Several interesting points.
In this column, we often rate metropolitan areas for their performance over one year, five or at most 10. But measuring economic and social progress often requires a longer lens, spanning decades.I think our policy discussions are especially susceptible to this hidden assumption that the human system is usefully stable over long periods of time.
What put me on to this line of thought is the issue with climate change and the underlying models forecasting climate armageddon. Set aside the issue of whether the models are usefully accurate (they appear not to be).
There is a larger issue that is determinative of your assessment of the peril, and that is the temporal framing. Has the climate become warmer (as model forecasts suggested) over the past ten years? No. What about the past 100 years? There is debate but it appears the answer is Yes. What about the past 1,000 years? Pretty certainly, yes.

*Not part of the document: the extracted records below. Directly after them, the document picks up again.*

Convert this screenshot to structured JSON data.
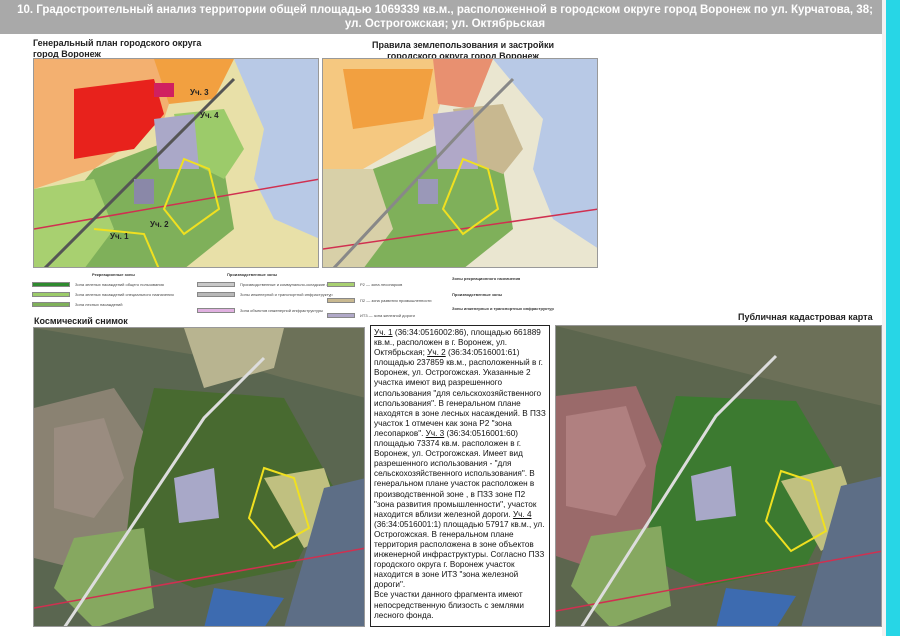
{
  "header": {
    "title": "10. Градостроительный анализ территории общей площадью 1069339 кв.м., расположенной в городском округе город Воронеж по ул. Курчатова, 38; ул. Острогожская; ул. Октябрьская"
  },
  "maps": {
    "general_plan_title": "Генеральный план городского округа город Воронеж",
    "zoning_title": "Правила землепользования и застройки городского округа город Воронеж",
    "satellite_title": "Космический снимок",
    "cadastral_title": "Публичная кадастровая карта",
    "plot_labels": [
      "Уч. 1",
      "Уч. 2",
      "Уч. 3",
      "Уч. 4"
    ]
  },
  "legend_general": {
    "group_recreation": "Рекреационные зоны",
    "group_production": "Производственные зоны",
    "items": [
      "Зона зеленых насаждений общего пользования",
      "Зона зеленых насаждений специального назначения",
      "Зона лесных насаждений",
      "Производственные и коммунально-складские зоны",
      "Зоны инженерной и транспортной инфраструктур",
      "Зона объектов инженерной инфраструктуры"
    ]
  },
  "legend_zoning": {
    "group_recreation": "Зоны рекреационного назначения",
    "group_production": "Производственные зоны",
    "group_transport": "Зоны инженерных и транспортных инфраструктур",
    "items": [
      "Р2 — зона лесопарков",
      "П2 — зона развития промышленности",
      "ИТ3 — зона железной дороги"
    ]
  },
  "info": {
    "p1_label": "Уч. 1",
    "p1_text": " (36:34:0516002:86), площадью 661889 кв.м., расположен в г. Воронеж, ул. Октябрьская; ",
    "p2_label": "Уч. 2",
    "p2_text": " (36:34:0516001:61) площадью 237859 кв.м., расположенный в г. Воронеж, ул. Острогожская. Указанные 2 участка имеют вид разрешенного использования \"для сельскохозяйственного использования\". В генеральном плане находятся в зоне лесных насаждений. В ПЗЗ участок 1 отмечен как зона Р2 \"зона лесопарков\". ",
    "p3_label": "Уч. 3",
    "p3_text": " (36:34:0516001:60) площадью 73374 кв.м. расположен в г. Воронеж, ул. Острогожская. Имеет вид разрешенного использования - \"для сельскохозяйственного использования\". В генеральном плане участок расположен в производственной зоне , в ПЗЗ зоне П2 \"зона развития промышленности\", участок находится вблизи железной дороги. ",
    "p4_label": "Уч. 4",
    "p4_text": " (36:34:0516001:1) площадью 57917 кв.м., ул. Острогожская. В генеральном плане территория расположена в зоне объектов инженерной инфраструктуры. Согласно ПЗЗ городского округа г. Воронеж участок находится в зоне ИТЗ \"зона железной дороги\".",
    "closing": "Все участки данного фрагмента имеют непосредственную близость с землями лесного фонда."
  },
  "colors": {
    "title_bar": "#a9a9a9",
    "accent_strip": "#27d6e6",
    "forest": "#7fb05a",
    "water": "#b8c9e6",
    "industrial_red": "#e8221c",
    "industrial_orange": "#f2a040",
    "plot_outline": "#f0e020"
  }
}
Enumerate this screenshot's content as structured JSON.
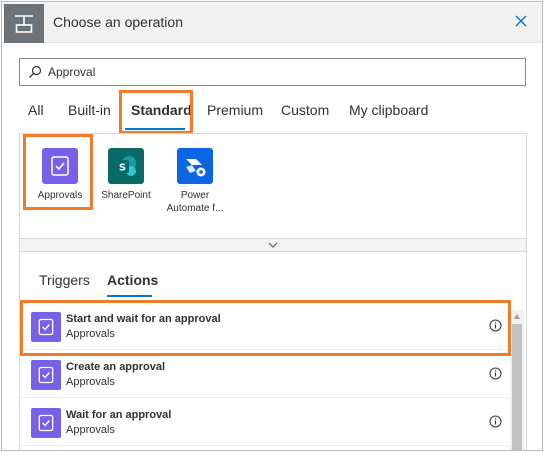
{
  "panel": {
    "title": "Choose an operation",
    "header_icon": "insert-step-icon",
    "close_icon": "close-icon"
  },
  "search": {
    "value": "Approval",
    "icon": "search-icon"
  },
  "tabs": [
    {
      "label": "All",
      "active": false
    },
    {
      "label": "Built-in",
      "active": false
    },
    {
      "label": "Standard",
      "active": true
    },
    {
      "label": "Premium",
      "active": false
    },
    {
      "label": "Custom",
      "active": false
    },
    {
      "label": "My clipboard",
      "active": false
    }
  ],
  "connectors": [
    {
      "label": "Approvals",
      "color": "#7761e8",
      "icon": "approvals-icon"
    },
    {
      "label": "SharePoint",
      "color": "#0b6a66",
      "icon": "sharepoint-icon"
    },
    {
      "label": "Power Automate f...",
      "label_line1": "Power",
      "label_line2": "Automate f...",
      "color": "#0c66e4",
      "icon": "power-automate-icon"
    }
  ],
  "expand_icon": "chevron-down-icon",
  "subtabs": [
    {
      "label": "Triggers",
      "active": false
    },
    {
      "label": "Actions",
      "active": true
    }
  ],
  "actions": [
    {
      "title": "Start and wait for an approval",
      "subtitle": "Approvals"
    },
    {
      "title": "Create an approval",
      "subtitle": "Approvals"
    },
    {
      "title": "Wait for an approval",
      "subtitle": "Approvals"
    }
  ],
  "colors": {
    "accent": "#0078d4",
    "highlight": "#f07b2a",
    "approvals": "#7761e8"
  }
}
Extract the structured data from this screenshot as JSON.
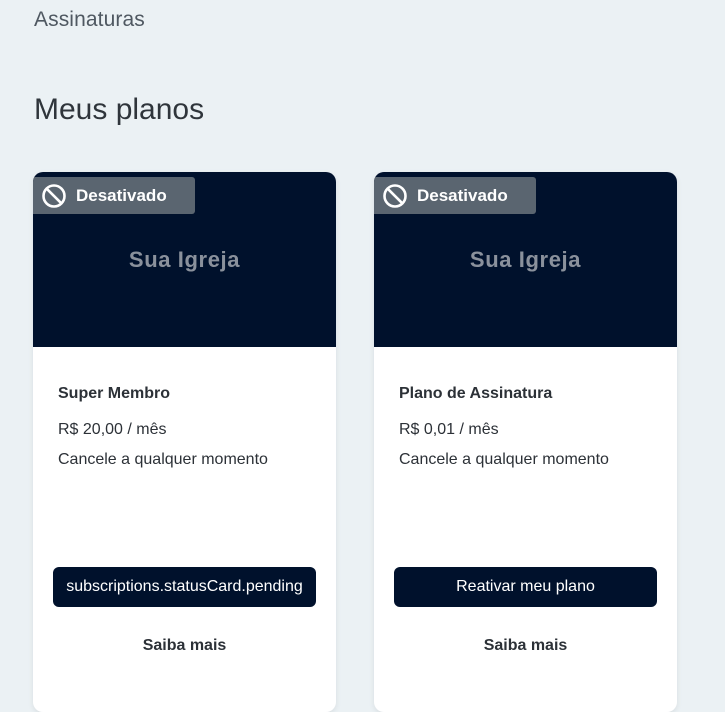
{
  "breadcrumb": "Assinaturas",
  "page_title": "Meus planos",
  "cards": [
    {
      "status_label": "Desativado",
      "status_icon": "ban-icon",
      "banner_text": "Sua Igreja",
      "plan_name": "Super Membro",
      "price": "R$ 20,00 / mês",
      "note": "Cancele a qualquer momento",
      "primary_button": "subscriptions.statusCard.pending",
      "secondary_link": "Saiba mais"
    },
    {
      "status_label": "Desativado",
      "status_icon": "ban-icon",
      "banner_text": "Sua Igreja",
      "plan_name": "Plano de Assinatura",
      "price": "R$ 0,01 / mês",
      "note": "Cancele a qualquer momento",
      "primary_button": "Reativar meu plano",
      "secondary_link": "Saiba mais"
    }
  ],
  "colors": {
    "background": "#ebf1f4",
    "banner": "#00112c",
    "badge": "#5a6570",
    "button": "#00112c"
  }
}
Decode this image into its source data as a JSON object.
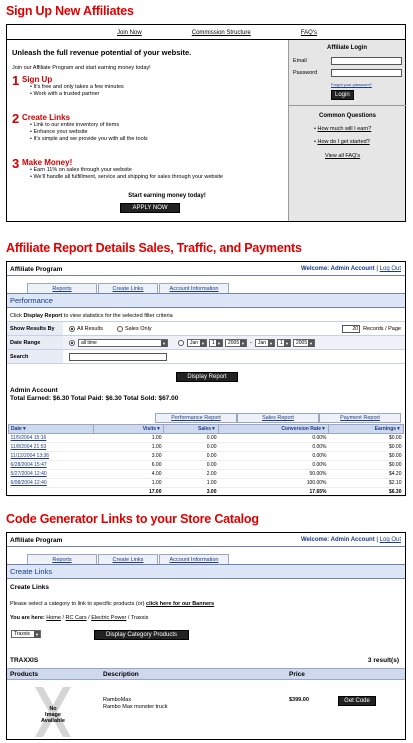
{
  "section1": {
    "heading": "Sign Up New Affiliates",
    "nav": [
      "Join Now",
      "Commission Structure",
      "FAQ's"
    ],
    "headline": "Unleash the full revenue potential of your website.",
    "intro": "Join our Affiliate Program and start earning money today!",
    "steps": [
      {
        "num": "1",
        "title": "Sign Up",
        "bullets": [
          "It's free and only takes a few minutes",
          "Work with a trusted partner"
        ]
      },
      {
        "num": "2",
        "title": "Create Links",
        "bullets": [
          "Link to our entire inventory of items",
          "Enhance your website",
          "It's simple and we provide you with all the tools"
        ]
      },
      {
        "num": "3",
        "title": "Make Money!",
        "bullets": [
          "Earn 11% on sales through your website",
          "We'll handle all fulfillment, service and shipping for sales through your website"
        ]
      }
    ],
    "cta_text": "Start earning money today!",
    "cta_button": "APPLY NOW",
    "login": {
      "title": "Affiliate Login",
      "email_label": "Email",
      "password_label": "Password",
      "forgot": "Forgot your password?",
      "button": "Login"
    },
    "questions": {
      "title": "Common Questions",
      "items": [
        "How much will I earn?",
        "How do I get started?"
      ],
      "view_all": "View all FAQ's"
    }
  },
  "section2": {
    "heading": "Affiliate Report Details Sales, Traffic, and Payments",
    "program_title": "Affiliate Program",
    "welcome": "Welcome: Admin Account",
    "separator": "|",
    "logout": "Log Out",
    "tabs": [
      "Reports",
      "Create Links",
      "Account Information"
    ],
    "bar_title": "Performance",
    "instructions_pre": "Click ",
    "instructions_bold": "Display Report",
    "instructions_post": " to view statistics for the selected filter criteria",
    "filter": {
      "show_label": "Show Results By",
      "opt_all": "All Results",
      "opt_sales": "Sales Only",
      "records_value": "20",
      "records_label": "Records / Page",
      "date_label": "Date Range",
      "date_select": "all time",
      "from_month": "Jan",
      "from_day": "1",
      "from_year": "2005",
      "dash": "-",
      "to_month": "Jan",
      "to_day": "1",
      "to_year": "2005",
      "search_label": "Search"
    },
    "display_button": "Display Report",
    "account_name": "Admin Account",
    "totals": "Total Earned: $6.30 Total Paid: $6.30 Total Sold: $67.00",
    "report_tabs": [
      "Performance Report",
      "Sales Report",
      "Payment Report"
    ],
    "columns": [
      "Date▼",
      "Visits▼",
      "Sales▼",
      "Conversion Rate▼",
      "Earnings▼"
    ],
    "rows": [
      [
        "11/5/2004 15:16",
        "1.00",
        "0.00",
        "0.00%",
        "$0.00"
      ],
      [
        "11/8/2004 21:53",
        "1.00",
        "0.00",
        "0.00%",
        "$0.00"
      ],
      [
        "11/12/2004 13:36",
        "3.00",
        "0.00",
        "0.00%",
        "$0.00"
      ],
      [
        "6/28/2004 15:47",
        "6.00",
        "0.00",
        "0.00%",
        "$0.00"
      ],
      [
        "5/27/2004 12:40",
        "4.00",
        "2.00",
        "50.00%",
        "$4.20"
      ],
      [
        "6/08/2004 12:40",
        "1.00",
        "1.00",
        "100.00%",
        "$2.10"
      ]
    ],
    "total_row": [
      "",
      "17.00",
      "3.00",
      "17.65%",
      "$6.30"
    ]
  },
  "section3": {
    "heading": "Code Generator Links to your Store Catalog",
    "program_title": "Affiliate Program",
    "welcome": "Welcome: Admin Account",
    "separator": "|",
    "logout": "Log Out",
    "tabs": [
      "Reports",
      "Create Links",
      "Account Information"
    ],
    "bar_title": "Create Links",
    "subtitle": "Create Links",
    "category_text": "Please select a category to link to specific products (or) ",
    "banners_link": "click here for our Banners",
    "you_are_here": "You are here:",
    "crumbs": [
      "Home",
      "RC Cars",
      "Electric Power",
      "Traxxis"
    ],
    "crumb_sep": " / ",
    "category_select": "Traxxis",
    "display_button": "Display Category Products",
    "results_title": "TRAXXIS",
    "results_count": "3 result(s)",
    "headers": [
      "Products",
      "Description",
      "Price"
    ],
    "product": {
      "image_text": [
        "No",
        "Image",
        "Available"
      ],
      "name": "RamboMax",
      "desc": "Rambo Max monster truck",
      "price": "$399.00",
      "button": "Get Code"
    }
  },
  "colors": {
    "heading_red": "#e00000",
    "nav_blue": "#1a3a8a",
    "bar_bg": "#dde6f6"
  }
}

What about the past 10,000 years? Yes definitely.
100,000 years? No not really.
With the example of climate change, the answer to the question whether the world is warmer now than in the past depends on the time frame chosen.
Which is marginally analogous to the the issue to which Kotkin is alluding.
When we are trying to disentangle multiple interrelated systems (education, investment, growth, regulation,etc.), it becomes very sensitive to time frames and very difficult to link complex interrelated systems over time. We can look at Detroit in 1950 and in 2010 and make all sorts of speculative causal links, but clearly the Detroit of 1950 is not the Detroit of today. We can guess that investments in education might have been a cause of the decline but then we have to account for countervailing issues such as union dynamics over time, the effect of unionization of the public sector, the decline in the competitive political system in the urban context, the increase in globalization, the changing demographic structure (age, race, and class at least), etc. Trying to identify that an investment in education had X outcome becomes almost impossible to determine.
As I observed years ago to a client, the mean time of implementation (of a change) is greater than the mean time of exogenous change. Things are changing faster than you can plan for.
In stable environments you can do a lot of planning and the outcome is substantially determinable by the quality of your planning and the quality of your execution. But in complex dynamic systems that constantly self-adjust and which are sensitive to exogenous changes, the outcome is perhaps incapable of being forecast. The best planning and the best execution will not deliver the expected outcome because the system is evolving faster than your capability to implement.
What can you responsibly do in such an environment? Fall back on shared values and shared heuristics. But what happens when there is not a homogenous culture with shared values and shared heuristics? Ay, there's the rub.
Kotkin's article contains some interesting educational observations. It is a common assumption that higher investments in human capital (via education) are causative of higher future productivity. Kotkin's data indicates that it is more complicated than that and that the evidence is more supportive of a model where growth comes first and thereby makes it more worthwhile to invest in education. The implication is that if you want a more educated population, you should focus on generating high economic growth first and the human capital upgrade will follow. If, instead, you invest in education first and don't attend to growth, you get little return on your investment.